/IllustrationGAN

A simple, clean TensorFlow implementation of Generative Adversarial Networks with a focus on modeling illustrations.

Primary LanguagePython

IllustrationGAN

A simple, clean TensorFlow implementation of Generative Adversarial Networks with a focus on modeling illustrations.

Generated Images

These images were generated by the model after being trained on a custom dataset of about 20,000 anime faces that were automatically cropped from illustrations using a face detector. Generated Images

Checking for Overfitting

It is theoretically possible for the generator network to memorize training set images rather than actually generalizing and learning to produce novel images of its own. To check for this, I randomly generate images and display the "closest" images in the training set according to mean squared error. The top row is randomly generated images, the columns are the closest 5 images in the training set.

Overfitting Check

It is clear that the generator does not merely learn to copy training set images, but rather generalizes and is able to produce its own unique images.

How it Works

Generative Adversarial Networks consist of two neural networks: a discriminator and a generator. The discriminator receives both real images from the training set and generated images produced by the generator. The discriminator outputs the probability that an image is real, so it is trained to output high values for the real images and low values for the generated ones. The generator is trained to produce images that the discriminator thinks are real. Both the discriminator and generator are trainined simultaneously so that they compete against each other. As a result of this, the generator learns to produce more and more realistic images as it trains.

Model Architecture

The model is based on DCGANs, but with a few important differences:

  1. No strided convolutions. The generator uses bilinear upsampling to upscale a feature blob by a factor of 2, followed by a stride-1 convolution layer. The discriminator uses a stride-1 convolution followed by 2x2 max pooling.

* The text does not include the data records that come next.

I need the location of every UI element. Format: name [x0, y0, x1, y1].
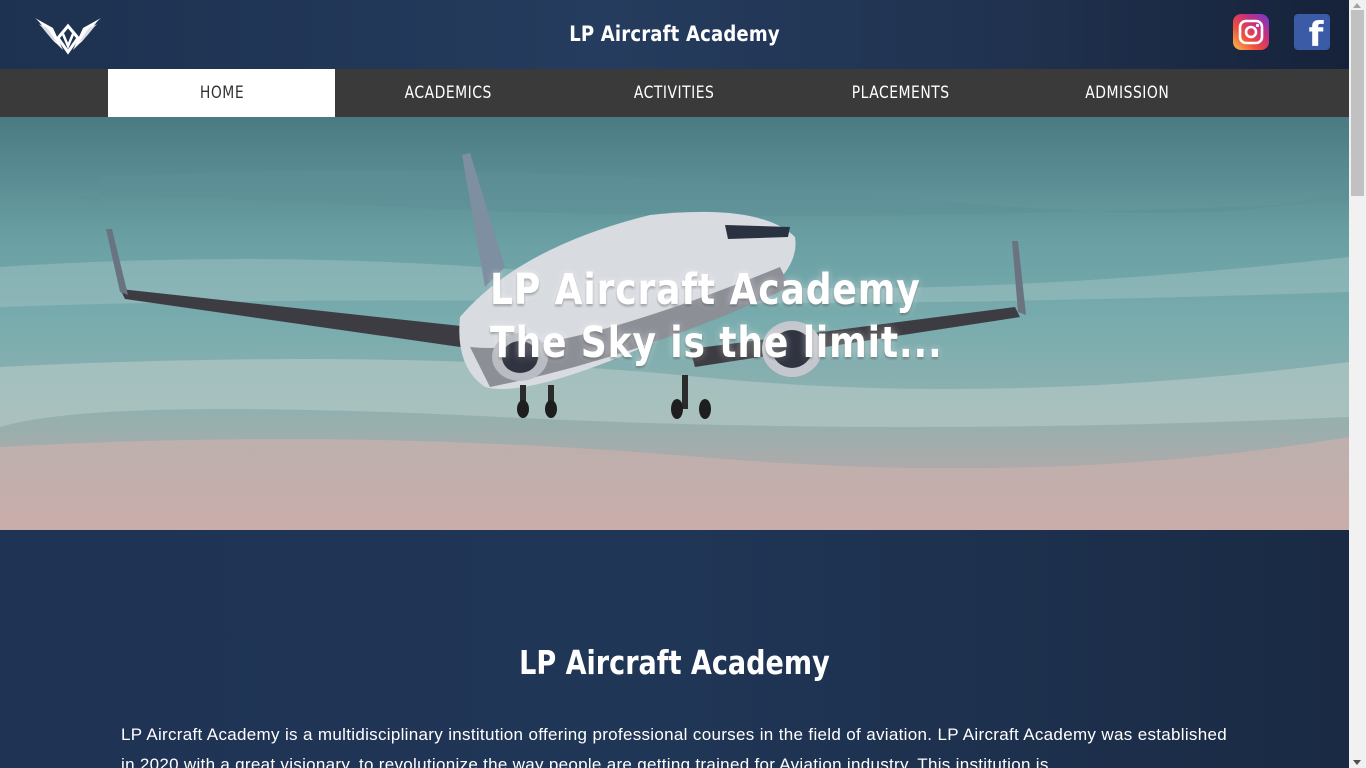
- instagram-icon: [1238, 19, 1264, 45]
- nav-item-placements[interactable]: PLACEMENTS: [787, 69, 1014, 117]
- nav-item-home[interactable]: HOME: [108, 69, 335, 117]
- nav-item-label: ADMISSION: [1085, 83, 1170, 103]
- instagram-link[interactable]: [1233, 14, 1269, 50]
- about-section: LP Aircraft Academy LP Aircraft Academy …: [0, 530, 1349, 768]
- nav-item-admission[interactable]: ADMISSION: [1014, 69, 1241, 117]
- vertical-scrollbar[interactable]: [1349, 0, 1366, 768]
- hero-title: LP Aircraft Academy: [490, 265, 921, 315]
- nav-item-label: ACTIVITIES: [634, 83, 715, 103]
- site-header: LP Aircraft Academy f: [0, 0, 1349, 69]
- scroll-up-arrow-icon[interactable]: [1353, 3, 1361, 8]
- main-nav: HOME ACADEMICS ACTIVITIES PLACEMENTS ADM…: [0, 69, 1349, 117]
- facebook-icon: f: [1308, 15, 1324, 55]
- nav-item-academics[interactable]: ACADEMICS: [335, 69, 562, 117]
- nav-item-label: PLACEMENTS: [851, 83, 950, 103]
- page: LP Aircraft Academy f HOME ACADEMICS ACT…: [0, 0, 1349, 768]
- site-title: LP Aircraft Academy: [569, 22, 780, 46]
- nav-item-activities[interactable]: ACTIVITIES: [561, 69, 788, 117]
- facebook-link[interactable]: f: [1294, 14, 1330, 55]
- about-paragraph: LP Aircraft Academy is a multidisciplina…: [121, 725, 1227, 768]
- about-title: LP Aircraft Academy: [0, 643, 1349, 682]
- nav-item-label: ACADEMICS: [404, 83, 493, 103]
- nav-item-label: HOME: [199, 83, 244, 103]
- scroll-down-arrow-icon[interactable]: [1353, 760, 1361, 765]
- hero-tagline: The Sky is the limit...: [490, 318, 943, 368]
- winged-emblem-icon[interactable]: [33, 14, 103, 56]
- hero-banner: LP Aircraft Academy The Sky is the limit…: [0, 117, 1349, 530]
- hero-heading: LP Aircraft Academy The Sky is the limit…: [490, 264, 943, 370]
- about-title-text: LP Aircraft Academy: [519, 643, 830, 682]
- scrollbar-thumb[interactable]: [1351, 10, 1364, 196]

  2. Minibatch discrimination. See Improved Techniques for Training GANs for more details.

  3. More fully connected layers in both the generator and discriminator. In DCGANs, both networks have only one fully connected layer.

  4. A novel regularization term applied to the generator network. Normally, increasing the number of fully connected layers in the generator beyond one triggers one of the most common failure modes when training GANs: the generator "collapses" the z-space and produces only a very small number of unique examples. In other words, very different z vectors will produce nearly the same generated image. To fix this, I add a small auxiliary z-predictor network that takes as input the output of the last fully connected layer in the generator, and predicts the value of z. In other words, it attempts to learn the inverse of whatever function the generator fully connected layers learn. The z-predictor network and generator are trained together to predict the value of z. This forces the generator fully connected layers to only learn those transformations that preserve information about z. The result is that the aformentioned collapse no longer occurs, and the generator is able to leverage the power of the additional fully connected layers.

Training the Model

Dependencies: TensorFlow, PrettyTensor, numpy, matplotlib

The custom dataset I used is too large to add to a Github repository; I am currently finding a suitable way to distribute it. Instructions for training the model will be in this readme after I make the dataset available.